When the rulebook finally acknowledges obstruction is 4-dimensional, we can finally start to get to some real answers.

Expound please. I think I know what you're getting at but hearing the articulation would be great.

Posted

Right call or not, I like the mechanics (with grace for not calling Time first, though no one else was on base so...). I can hear his word in my head same as if here were full mic'd.

Announcers not having enough subject matter expertise to understand the reasons aside, they knew that runner was SAFE!. Communication achieved.

Posted
2 hours ago, Velho said:

Expound please. I think I know what you're getting at but hearing the articulation would be great.

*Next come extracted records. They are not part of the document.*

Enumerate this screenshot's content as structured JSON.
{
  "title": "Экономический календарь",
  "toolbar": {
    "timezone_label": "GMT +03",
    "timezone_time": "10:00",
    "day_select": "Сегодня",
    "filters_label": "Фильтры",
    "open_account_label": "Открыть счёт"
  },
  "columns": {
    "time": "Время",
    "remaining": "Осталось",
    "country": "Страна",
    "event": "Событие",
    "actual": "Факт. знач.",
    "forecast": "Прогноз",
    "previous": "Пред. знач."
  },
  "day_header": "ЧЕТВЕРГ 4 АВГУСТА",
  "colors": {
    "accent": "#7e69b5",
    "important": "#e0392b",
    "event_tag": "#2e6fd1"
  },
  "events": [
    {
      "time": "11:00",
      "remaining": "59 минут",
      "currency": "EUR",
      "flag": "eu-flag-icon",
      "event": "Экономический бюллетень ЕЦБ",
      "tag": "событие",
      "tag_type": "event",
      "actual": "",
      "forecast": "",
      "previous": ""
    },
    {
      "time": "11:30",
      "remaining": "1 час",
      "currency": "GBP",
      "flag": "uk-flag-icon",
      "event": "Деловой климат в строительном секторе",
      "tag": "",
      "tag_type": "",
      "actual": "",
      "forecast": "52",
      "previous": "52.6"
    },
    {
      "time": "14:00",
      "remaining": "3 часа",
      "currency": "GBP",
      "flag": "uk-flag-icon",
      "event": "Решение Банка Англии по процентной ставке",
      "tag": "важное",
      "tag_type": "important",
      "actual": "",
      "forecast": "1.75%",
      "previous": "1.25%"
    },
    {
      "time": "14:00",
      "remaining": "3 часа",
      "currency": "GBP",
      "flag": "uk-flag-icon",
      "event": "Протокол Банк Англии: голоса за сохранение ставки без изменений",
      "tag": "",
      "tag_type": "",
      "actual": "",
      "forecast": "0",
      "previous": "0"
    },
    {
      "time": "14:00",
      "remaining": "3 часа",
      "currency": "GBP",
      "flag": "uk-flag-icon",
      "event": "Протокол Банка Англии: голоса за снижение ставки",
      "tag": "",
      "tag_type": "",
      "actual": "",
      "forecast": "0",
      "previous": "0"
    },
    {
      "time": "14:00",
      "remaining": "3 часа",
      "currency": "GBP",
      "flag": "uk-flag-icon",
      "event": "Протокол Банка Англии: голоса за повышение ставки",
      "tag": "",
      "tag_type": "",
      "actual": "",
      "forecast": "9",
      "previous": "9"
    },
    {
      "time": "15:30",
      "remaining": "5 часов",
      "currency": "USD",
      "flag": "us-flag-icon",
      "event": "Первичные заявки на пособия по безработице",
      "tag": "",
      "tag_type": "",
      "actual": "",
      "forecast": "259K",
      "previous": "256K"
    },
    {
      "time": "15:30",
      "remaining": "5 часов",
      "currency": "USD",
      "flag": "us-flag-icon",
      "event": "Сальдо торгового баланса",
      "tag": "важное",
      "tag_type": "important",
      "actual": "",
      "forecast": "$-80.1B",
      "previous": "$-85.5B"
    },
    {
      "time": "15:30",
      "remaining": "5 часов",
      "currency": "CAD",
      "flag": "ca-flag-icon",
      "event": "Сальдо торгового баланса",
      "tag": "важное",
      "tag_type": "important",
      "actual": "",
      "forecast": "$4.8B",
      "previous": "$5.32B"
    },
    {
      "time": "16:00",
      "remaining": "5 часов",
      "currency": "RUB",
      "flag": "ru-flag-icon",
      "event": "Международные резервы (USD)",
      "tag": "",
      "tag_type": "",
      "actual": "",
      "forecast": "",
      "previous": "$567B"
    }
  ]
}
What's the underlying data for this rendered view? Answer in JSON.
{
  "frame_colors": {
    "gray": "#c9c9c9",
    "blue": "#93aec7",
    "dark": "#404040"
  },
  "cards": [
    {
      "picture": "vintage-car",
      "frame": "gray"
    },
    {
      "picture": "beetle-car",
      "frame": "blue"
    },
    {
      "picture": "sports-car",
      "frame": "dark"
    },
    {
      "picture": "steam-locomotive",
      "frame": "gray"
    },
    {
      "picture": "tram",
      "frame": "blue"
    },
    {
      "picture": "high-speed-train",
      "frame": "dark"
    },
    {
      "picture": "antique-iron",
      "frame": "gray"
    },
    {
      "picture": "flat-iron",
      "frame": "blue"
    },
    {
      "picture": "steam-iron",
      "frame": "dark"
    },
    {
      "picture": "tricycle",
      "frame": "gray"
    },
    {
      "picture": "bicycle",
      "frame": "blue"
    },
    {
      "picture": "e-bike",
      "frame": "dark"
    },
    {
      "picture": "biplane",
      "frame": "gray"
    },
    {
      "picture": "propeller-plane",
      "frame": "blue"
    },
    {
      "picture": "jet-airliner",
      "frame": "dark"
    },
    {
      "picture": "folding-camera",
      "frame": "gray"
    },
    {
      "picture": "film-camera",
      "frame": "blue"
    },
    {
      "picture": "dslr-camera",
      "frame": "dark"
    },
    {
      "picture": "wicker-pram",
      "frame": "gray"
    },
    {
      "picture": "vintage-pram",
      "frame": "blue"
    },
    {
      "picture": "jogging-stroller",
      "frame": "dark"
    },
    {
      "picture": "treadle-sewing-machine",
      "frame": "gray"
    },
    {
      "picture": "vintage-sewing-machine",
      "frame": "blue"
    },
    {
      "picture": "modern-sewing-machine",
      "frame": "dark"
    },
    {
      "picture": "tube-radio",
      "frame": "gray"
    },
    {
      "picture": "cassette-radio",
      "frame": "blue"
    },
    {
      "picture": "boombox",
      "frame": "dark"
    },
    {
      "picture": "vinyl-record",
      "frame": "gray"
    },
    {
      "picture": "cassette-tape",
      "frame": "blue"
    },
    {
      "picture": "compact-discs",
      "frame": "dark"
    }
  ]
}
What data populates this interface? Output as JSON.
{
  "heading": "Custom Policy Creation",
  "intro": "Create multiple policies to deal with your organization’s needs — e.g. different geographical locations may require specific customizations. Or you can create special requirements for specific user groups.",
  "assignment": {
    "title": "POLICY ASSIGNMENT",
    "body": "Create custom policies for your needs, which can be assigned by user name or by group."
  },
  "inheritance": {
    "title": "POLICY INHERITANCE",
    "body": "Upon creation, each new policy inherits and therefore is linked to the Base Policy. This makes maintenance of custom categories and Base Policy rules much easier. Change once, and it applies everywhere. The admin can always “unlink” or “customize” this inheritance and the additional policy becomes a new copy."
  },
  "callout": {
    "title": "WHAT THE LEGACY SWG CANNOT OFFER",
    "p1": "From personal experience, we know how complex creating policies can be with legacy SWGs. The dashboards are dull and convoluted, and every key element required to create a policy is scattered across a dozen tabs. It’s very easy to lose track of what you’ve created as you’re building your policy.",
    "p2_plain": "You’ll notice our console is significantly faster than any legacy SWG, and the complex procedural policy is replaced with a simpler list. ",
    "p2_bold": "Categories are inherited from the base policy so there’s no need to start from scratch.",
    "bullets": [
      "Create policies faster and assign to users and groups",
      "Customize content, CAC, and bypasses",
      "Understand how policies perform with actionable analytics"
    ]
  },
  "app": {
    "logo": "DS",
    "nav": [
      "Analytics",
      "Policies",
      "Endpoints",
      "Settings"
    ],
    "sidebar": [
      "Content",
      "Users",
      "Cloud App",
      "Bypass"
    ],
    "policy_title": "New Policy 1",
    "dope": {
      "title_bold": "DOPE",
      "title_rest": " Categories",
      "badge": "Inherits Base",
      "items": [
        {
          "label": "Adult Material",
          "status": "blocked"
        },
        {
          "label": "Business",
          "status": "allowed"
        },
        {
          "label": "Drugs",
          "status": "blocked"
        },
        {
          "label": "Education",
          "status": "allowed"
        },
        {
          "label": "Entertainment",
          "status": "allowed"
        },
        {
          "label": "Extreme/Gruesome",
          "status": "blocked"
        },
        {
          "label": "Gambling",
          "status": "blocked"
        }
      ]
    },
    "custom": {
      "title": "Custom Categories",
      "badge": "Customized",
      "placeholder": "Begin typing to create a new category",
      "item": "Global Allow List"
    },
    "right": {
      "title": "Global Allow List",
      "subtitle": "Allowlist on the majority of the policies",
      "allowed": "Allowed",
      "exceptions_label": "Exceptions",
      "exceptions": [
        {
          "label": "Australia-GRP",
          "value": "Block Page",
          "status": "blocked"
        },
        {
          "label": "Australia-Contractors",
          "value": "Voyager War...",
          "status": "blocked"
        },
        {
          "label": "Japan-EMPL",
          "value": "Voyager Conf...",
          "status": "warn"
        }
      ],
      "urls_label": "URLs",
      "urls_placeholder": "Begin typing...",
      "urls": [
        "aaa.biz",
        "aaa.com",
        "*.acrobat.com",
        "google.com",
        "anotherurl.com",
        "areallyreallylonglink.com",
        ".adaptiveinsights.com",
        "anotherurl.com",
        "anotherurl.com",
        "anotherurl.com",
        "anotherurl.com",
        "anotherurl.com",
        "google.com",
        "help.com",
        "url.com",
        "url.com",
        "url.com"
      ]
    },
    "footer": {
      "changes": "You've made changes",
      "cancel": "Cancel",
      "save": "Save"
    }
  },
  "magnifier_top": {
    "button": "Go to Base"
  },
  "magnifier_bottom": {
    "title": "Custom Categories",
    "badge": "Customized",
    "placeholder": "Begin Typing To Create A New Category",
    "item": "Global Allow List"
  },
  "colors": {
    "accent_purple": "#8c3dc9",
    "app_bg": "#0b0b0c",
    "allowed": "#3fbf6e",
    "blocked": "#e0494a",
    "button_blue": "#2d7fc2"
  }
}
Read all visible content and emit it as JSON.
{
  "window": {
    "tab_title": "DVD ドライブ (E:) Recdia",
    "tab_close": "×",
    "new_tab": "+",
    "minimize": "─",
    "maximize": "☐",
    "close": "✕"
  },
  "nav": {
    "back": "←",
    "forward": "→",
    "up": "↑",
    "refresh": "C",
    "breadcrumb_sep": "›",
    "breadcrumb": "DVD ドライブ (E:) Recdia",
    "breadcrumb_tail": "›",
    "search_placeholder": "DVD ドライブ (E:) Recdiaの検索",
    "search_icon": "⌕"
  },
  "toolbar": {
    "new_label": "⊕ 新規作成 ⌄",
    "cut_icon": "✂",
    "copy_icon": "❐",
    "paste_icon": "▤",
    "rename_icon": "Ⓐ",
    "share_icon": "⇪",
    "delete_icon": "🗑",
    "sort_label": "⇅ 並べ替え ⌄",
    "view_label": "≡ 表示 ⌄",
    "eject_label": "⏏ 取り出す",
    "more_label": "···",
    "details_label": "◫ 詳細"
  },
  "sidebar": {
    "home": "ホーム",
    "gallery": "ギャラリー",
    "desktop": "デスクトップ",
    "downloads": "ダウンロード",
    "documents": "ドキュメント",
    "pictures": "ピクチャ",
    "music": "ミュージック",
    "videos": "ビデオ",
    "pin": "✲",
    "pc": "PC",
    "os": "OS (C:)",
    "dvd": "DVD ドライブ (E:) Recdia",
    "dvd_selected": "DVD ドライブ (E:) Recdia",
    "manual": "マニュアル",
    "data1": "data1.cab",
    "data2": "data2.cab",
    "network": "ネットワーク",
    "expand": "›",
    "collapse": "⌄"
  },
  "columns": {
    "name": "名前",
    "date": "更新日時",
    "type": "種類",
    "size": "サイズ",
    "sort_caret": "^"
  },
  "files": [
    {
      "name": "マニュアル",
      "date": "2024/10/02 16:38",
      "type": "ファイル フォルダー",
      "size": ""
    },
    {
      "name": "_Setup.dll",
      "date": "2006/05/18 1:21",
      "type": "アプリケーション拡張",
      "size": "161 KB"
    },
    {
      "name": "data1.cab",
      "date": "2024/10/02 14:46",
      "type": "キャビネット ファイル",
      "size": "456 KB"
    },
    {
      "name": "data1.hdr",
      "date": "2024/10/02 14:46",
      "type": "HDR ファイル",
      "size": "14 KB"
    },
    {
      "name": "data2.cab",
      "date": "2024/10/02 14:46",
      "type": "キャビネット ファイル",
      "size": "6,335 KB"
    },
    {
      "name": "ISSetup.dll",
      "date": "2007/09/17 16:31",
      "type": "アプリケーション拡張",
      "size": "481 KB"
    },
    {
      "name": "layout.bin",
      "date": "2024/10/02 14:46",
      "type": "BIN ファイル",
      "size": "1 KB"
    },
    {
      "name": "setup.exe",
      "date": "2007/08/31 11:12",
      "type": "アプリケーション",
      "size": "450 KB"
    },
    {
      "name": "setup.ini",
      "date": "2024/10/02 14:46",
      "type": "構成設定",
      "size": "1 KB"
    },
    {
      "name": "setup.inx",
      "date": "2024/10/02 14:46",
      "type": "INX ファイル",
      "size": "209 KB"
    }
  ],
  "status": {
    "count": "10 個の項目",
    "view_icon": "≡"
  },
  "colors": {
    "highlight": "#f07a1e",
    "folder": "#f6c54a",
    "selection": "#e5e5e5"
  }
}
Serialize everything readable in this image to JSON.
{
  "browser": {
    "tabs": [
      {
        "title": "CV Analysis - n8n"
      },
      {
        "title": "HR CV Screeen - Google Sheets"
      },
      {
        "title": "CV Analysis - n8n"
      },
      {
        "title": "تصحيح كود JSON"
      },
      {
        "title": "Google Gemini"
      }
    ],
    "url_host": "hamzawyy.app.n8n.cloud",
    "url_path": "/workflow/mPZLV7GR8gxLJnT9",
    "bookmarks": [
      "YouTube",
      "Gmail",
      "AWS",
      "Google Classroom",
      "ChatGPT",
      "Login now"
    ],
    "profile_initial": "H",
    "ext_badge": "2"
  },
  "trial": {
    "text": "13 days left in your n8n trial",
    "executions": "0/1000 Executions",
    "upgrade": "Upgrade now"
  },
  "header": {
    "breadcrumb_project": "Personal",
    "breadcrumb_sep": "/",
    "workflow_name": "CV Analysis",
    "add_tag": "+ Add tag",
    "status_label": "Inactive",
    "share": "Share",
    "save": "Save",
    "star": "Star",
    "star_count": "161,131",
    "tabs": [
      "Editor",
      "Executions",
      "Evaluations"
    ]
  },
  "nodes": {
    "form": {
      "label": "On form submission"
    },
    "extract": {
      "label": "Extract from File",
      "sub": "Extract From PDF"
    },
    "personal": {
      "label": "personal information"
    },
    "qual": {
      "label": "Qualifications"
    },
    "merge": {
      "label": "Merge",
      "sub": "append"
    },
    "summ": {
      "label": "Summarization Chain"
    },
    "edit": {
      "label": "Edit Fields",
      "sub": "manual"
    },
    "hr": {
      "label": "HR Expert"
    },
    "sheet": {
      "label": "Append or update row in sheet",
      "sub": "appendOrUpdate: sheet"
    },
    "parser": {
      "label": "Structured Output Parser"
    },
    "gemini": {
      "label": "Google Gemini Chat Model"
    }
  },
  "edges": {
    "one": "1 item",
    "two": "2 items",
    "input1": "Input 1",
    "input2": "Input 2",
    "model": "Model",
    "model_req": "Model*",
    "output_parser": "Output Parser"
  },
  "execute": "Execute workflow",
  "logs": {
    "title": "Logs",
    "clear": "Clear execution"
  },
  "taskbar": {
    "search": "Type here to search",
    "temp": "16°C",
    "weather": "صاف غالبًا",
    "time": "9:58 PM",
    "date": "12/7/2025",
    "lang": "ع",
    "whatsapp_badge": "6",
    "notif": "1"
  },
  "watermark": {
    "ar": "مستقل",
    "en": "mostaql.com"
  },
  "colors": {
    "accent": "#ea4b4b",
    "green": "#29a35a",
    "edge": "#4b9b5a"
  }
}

Please correct me anywhere I am wrong . . . as I am apt to be.  Also, please correct me as I am operating under the myriad of differing pieces of information I have gathered over the years as I worked both softball and baseball, and in various parts of the country.

 

I am focusing on NFHS, but adjust this as needed as the concept is the same.

I am using "fourth dimension" to refer to time (not hypercubes), of course.

The central tenet of interference and obstruction is that the offender's actions directly caused an unfair disadvantage to the offended.  For a multitude of reasons, our working definition of interference/obstruction has been expanded to the parameters of what could cause interference/obstruction and focused less and less on whether it actually did cause interference/obstruction.

Example: R3 rounds third and is headed home to score.  As R3 is (a) 30 feet, (b) 45 feet, (c) 80 feet past third base, the catcher is waiting for the incoming throw, and is set up in the path between the runner and home plate.

In (a) and (b) the throw will beat the runner by a long shot.  It is very likely the catcher's positioning had no impact on the play whatsoever.

In (c) the catcher's position is very likely going to have a negative influence and force the runner to do something the runner would not have otherwise done.

Recognizing the time element of interference would leave us with no call in (a) and (b), and a likely obstruction call in (c).  However, by current standards, we have obstruction in all three.

Currently, we have few plays that allows us this discretion -- RLI, catcher's obstruction, umpire obstruction.  One of the principle elements in these cases is that the offending action MUST have an impact, otherwise we ignore the circumstances.

 

All that said, as I read the NFHS rulebook, it seems to agree with this concept.  As I have worked over the years and formats, I have been instructed otherwise.  It has felt that NFHS has tried to use "over enforcement" (IMO) as a deterrent to unsafe play (think Buster Posey).  If we penalize the defender for being in that position at any point, we will discourage them from being there when it can cause a problem.

USA Softball is the only rule set that I have worked where I was expressly told, "You can ignore that."  Example: A runner is mildly obstructed between 2nd and 3rd base, then attempts to stretch it into a scoring play.  The obstruction did NOT cause the runner to be thrown out at home plate by 10 steps.  The obstruction would protect the runner between 2nd and 3rd base.  If this was a close play, and the umpire judged the obstruction did have an impact on the play at home, an award would be made.  Since the obstruction did NOT have an impact, the out stands.

 

I dunno'.  Maybe I am rambling.  Let me know.